How to Get Involved

Projects Sites and Mentors
Sierra Leone: Anjan Saha, MD, PhD (as6502@cumc.columbia.edu)
Capacity building, health policy, supply chains
Guyana: Richard Raker, MD (rkr1@cumc.columbia.edu)
Capacity building, program development
Vietnam: Jordan Francke, MD, MPH (jf3767@cumc.columbia.edu)
Simulation, education, cross-institutional exchange
Nigeria and Haiti, et al: Anthony Habib, MD (ah3071@cumc.columbia.edu)

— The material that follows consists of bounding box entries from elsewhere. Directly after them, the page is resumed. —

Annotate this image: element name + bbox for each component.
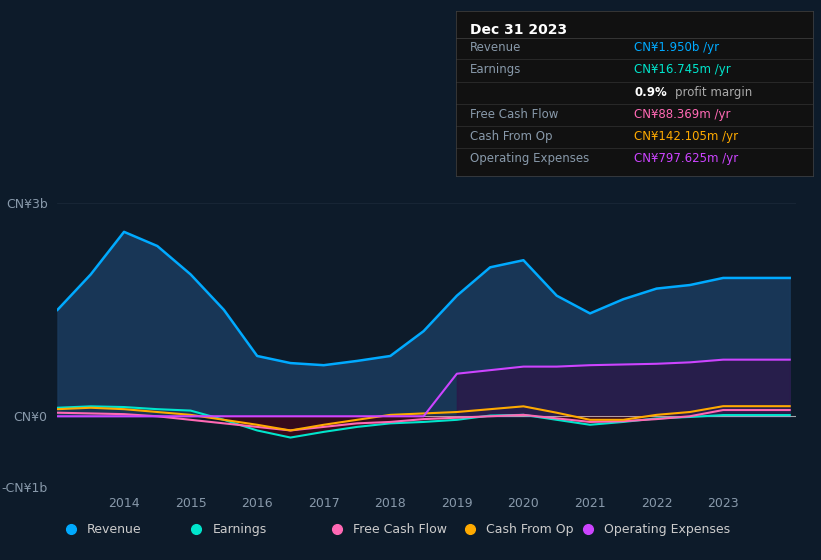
Text: Cash From Op: Cash From Op [486,522,573,536]
Text: Earnings: Earnings [470,63,521,76]
Text: Revenue: Revenue [87,522,141,536]
Text: Operating Expenses: Operating Expenses [470,152,589,165]
Text: Revenue: Revenue [470,41,521,54]
Text: profit margin: profit margin [676,86,753,99]
Text: Dec 31 2023: Dec 31 2023 [470,23,567,37]
Text: CN¥16.745m /yr: CN¥16.745m /yr [635,63,731,76]
Text: Operating Expenses: Operating Expenses [604,522,730,536]
Text: Cash From Op: Cash From Op [470,130,553,143]
Text: CN¥142.105m /yr: CN¥142.105m /yr [635,130,738,143]
Text: Free Cash Flow: Free Cash Flow [353,522,447,536]
Text: Earnings: Earnings [213,522,267,536]
Text: Free Cash Flow: Free Cash Flow [470,108,558,121]
Text: CN¥88.369m /yr: CN¥88.369m /yr [635,108,731,121]
Text: CN¥797.625m /yr: CN¥797.625m /yr [635,152,738,165]
Text: 0.9%: 0.9% [635,86,667,99]
Text: CN¥1.950b /yr: CN¥1.950b /yr [635,41,719,54]
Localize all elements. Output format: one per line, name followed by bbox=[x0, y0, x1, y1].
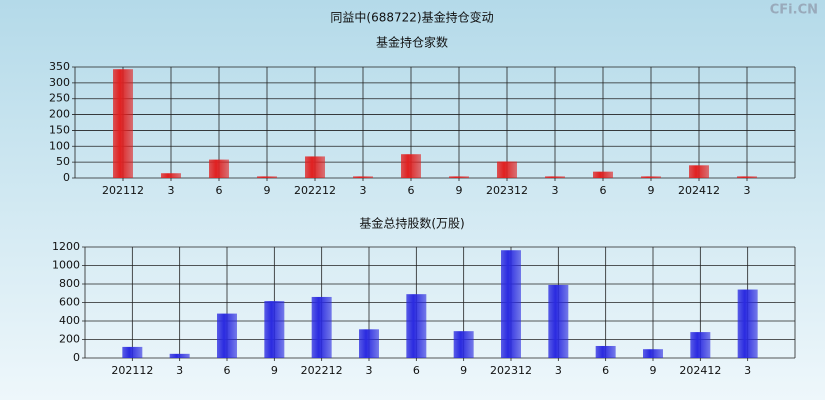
bar bbox=[690, 332, 711, 358]
x-tick-label: 202112 bbox=[111, 364, 153, 377]
bar bbox=[449, 176, 469, 178]
bar bbox=[545, 176, 565, 178]
y-tick-label: 1200 bbox=[52, 240, 80, 253]
chart-subtitle: 基金持仓家数 bbox=[376, 35, 448, 50]
x-tick-label: 3 bbox=[555, 364, 562, 377]
bar bbox=[161, 173, 181, 178]
bar bbox=[257, 176, 277, 178]
x-tick-label: 202212 bbox=[301, 364, 343, 377]
x-tick-label: 202312 bbox=[486, 184, 528, 197]
x-tick-label: 3 bbox=[366, 364, 373, 377]
bar bbox=[501, 250, 521, 358]
bar bbox=[641, 176, 661, 178]
y-tick-label: 150 bbox=[49, 123, 70, 136]
y-tick-label: 0 bbox=[73, 351, 80, 364]
bar bbox=[548, 284, 569, 358]
y-tick-label: 300 bbox=[49, 76, 70, 89]
watermark: CFi.CN bbox=[770, 3, 818, 18]
x-tick-label: 6 bbox=[600, 184, 607, 197]
y-tick-label: 400 bbox=[59, 314, 80, 327]
y-tick-label: 250 bbox=[49, 92, 70, 105]
x-tick-label: 3 bbox=[744, 364, 751, 377]
y-tick-label: 350 bbox=[49, 60, 70, 73]
x-tick-label: 3 bbox=[168, 184, 175, 197]
x-tick-label: 202412 bbox=[679, 364, 721, 377]
bar bbox=[264, 301, 285, 358]
chart-title: 同益中(688722)基金持仓变动 bbox=[330, 10, 493, 25]
bar bbox=[359, 329, 379, 358]
bar bbox=[595, 345, 616, 358]
x-tick-label: 9 bbox=[648, 184, 655, 197]
x-tick-label: 9 bbox=[264, 184, 271, 197]
x-tick-label: 202212 bbox=[294, 184, 336, 197]
y-tick-label: 1000 bbox=[52, 259, 80, 272]
y-tick-label: 800 bbox=[59, 277, 80, 290]
y-tick-label: 600 bbox=[59, 296, 80, 309]
x-tick-label: 3 bbox=[176, 364, 183, 377]
x-tick-label: 6 bbox=[413, 364, 420, 377]
x-tick-label: 3 bbox=[360, 184, 367, 197]
x-tick-label: 9 bbox=[456, 184, 463, 197]
chart-subtitle: 基金总持股数(万股) bbox=[359, 216, 464, 231]
x-tick-label: 202312 bbox=[490, 364, 532, 377]
bar bbox=[593, 171, 613, 178]
bar bbox=[643, 349, 663, 358]
bar bbox=[113, 69, 133, 178]
bar bbox=[737, 289, 758, 358]
bar bbox=[209, 159, 229, 178]
x-tick-label: 6 bbox=[408, 184, 415, 197]
x-tick-label: 3 bbox=[552, 184, 559, 197]
bar bbox=[311, 296, 332, 358]
bar bbox=[217, 313, 237, 358]
x-tick-label: 6 bbox=[224, 364, 231, 377]
x-tick-label: 202112 bbox=[102, 184, 144, 197]
bar bbox=[406, 294, 427, 358]
y-tick-label: 200 bbox=[59, 333, 80, 346]
bar bbox=[305, 156, 325, 178]
x-tick-label: 9 bbox=[650, 364, 657, 377]
bar bbox=[737, 176, 757, 178]
y-tick-label: 50 bbox=[56, 155, 70, 168]
bar bbox=[689, 165, 709, 178]
x-tick-label: 202412 bbox=[678, 184, 720, 197]
bar bbox=[401, 154, 421, 178]
y-tick-label: 200 bbox=[49, 108, 70, 121]
y-tick-label: 0 bbox=[63, 171, 70, 184]
x-tick-label: 3 bbox=[744, 184, 751, 197]
y-tick-label: 100 bbox=[49, 139, 70, 152]
x-tick-label: 9 bbox=[460, 364, 467, 377]
bar bbox=[453, 331, 474, 358]
bar bbox=[497, 161, 517, 178]
bar bbox=[353, 176, 373, 178]
bar bbox=[122, 346, 143, 358]
x-tick-label: 6 bbox=[216, 184, 223, 197]
x-tick-label: 6 bbox=[602, 364, 609, 377]
x-tick-label: 9 bbox=[271, 364, 278, 377]
bar bbox=[169, 353, 190, 358]
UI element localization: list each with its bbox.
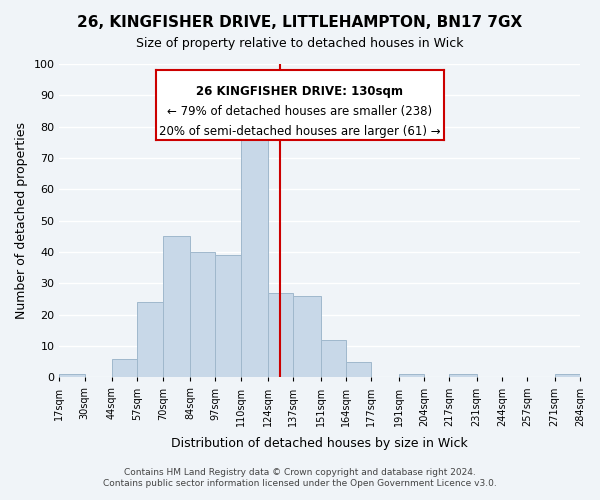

Global congenital cardiothoracic surgery
For Residents and Fellows at CUIMC
Society for Education in Anesthesia (SEA) and Health Volunteers Overseas (HVO) Traveling Fellowship
For CA-3 anesthesia residents: spend four weeks teaching and learning at an HVO anesthesia education site in a low-resource setting. Applications open as of October 15th, 2025, and must be submitted by January 26th, 2026. For more information, visit the website: Society for Education in Anesthesia and Health Volunteers Overseas
Society for Obstetric Anesthesiology and Perinatology (SOAP) International Outreach Award
The SOAP Kybele International Outreach Award supports anesthesiologists and teams launching global health initiatives aimed at improving safe obstetric and anesthesia care in resource-limited settings. This grant provides funding and recognition for projects that promote sustainable partnerships and measurable impact in maternal and newborn health worldwide.
American Society of Anesthesiologists Global Health Overseas (ASA-GHO) Training Program
Programs in Guyana and Rwanda are active now; send a CV and letter of interest:
For Guyana: Dr. Reema Sanghvi, rsanghvi@health.ucsd.edu
For Rwanda: Dr. Shyamal Asher, shyamal_asher@brown.edu
For more information, visit the website: American Society of Anesthesiologists Global Health Overseas (ASA-GHO) Training Program
For Residents: include Anjan Saha, Richard Raker, and Teresa Mulaikal in correspondence
For Fellows: include Anjan Saha, Richard Raker in correspondence
For Medical Students at VP&S
Columbia VP&S medical students can engage in global health projects in anesthesiology by pairing departmental mentors with institution-wide structures. Through the Program for Education in Global and Population Health (Global Pop), students can undertake summer projects, Scholarly Projects, research years, or an MD/MS focused on global and population health with CUIMC-based anesthesiology mentors in international or domestic low-resource settings. Funding and protected time can be layered from multiple sources, including the Varmus Global Scholars Fund for transformative, faculty-mentored global research abroad, NIH-linked summer research mechanisms such as the VP&S Summer Research Program (T35) or anesthesia-focused fellowships, and internal Scholarly Project/Friedman-style awards to support travel, data collection, and dissemination. In practice, students join ongoing departmental initiatives—such as perioperative capacity-building, maternal health, or implementation science projects—then formalize these experiences as Global Pop-track Scholarly Projects or summer research, using these VP&S and external mechanisms to structure mentorship, coursework, and funding.
For Public Health Students at the Mailman School of Public Health
Mailman School of Public Health students can engage with anesthesiology-linked global health work by using the APEx practicum as a structured, credit-bearing field placement with global or domestic partners focused on perioperative, systems, or implementation challenges. Through APEx, MPH, MHA, and DrPH students from diverse departmental backgrounds (e.g., population and family health, epidemiology, environmental health, sociomedical sciences, health policy and management) can embed within anesthesiology-led projects or partner institutions to apply analytic, policy, or program-design skills to real-world global health problems. Nominal stipend mechanisms and APEx-specific funding streams—such as practicum stipends and fellowships that offset unpaid or international placements—can be combined with project-based support from anesthesiology or external global health partners to make these experiences financially feasible while advancing students’ professional networks and competency development.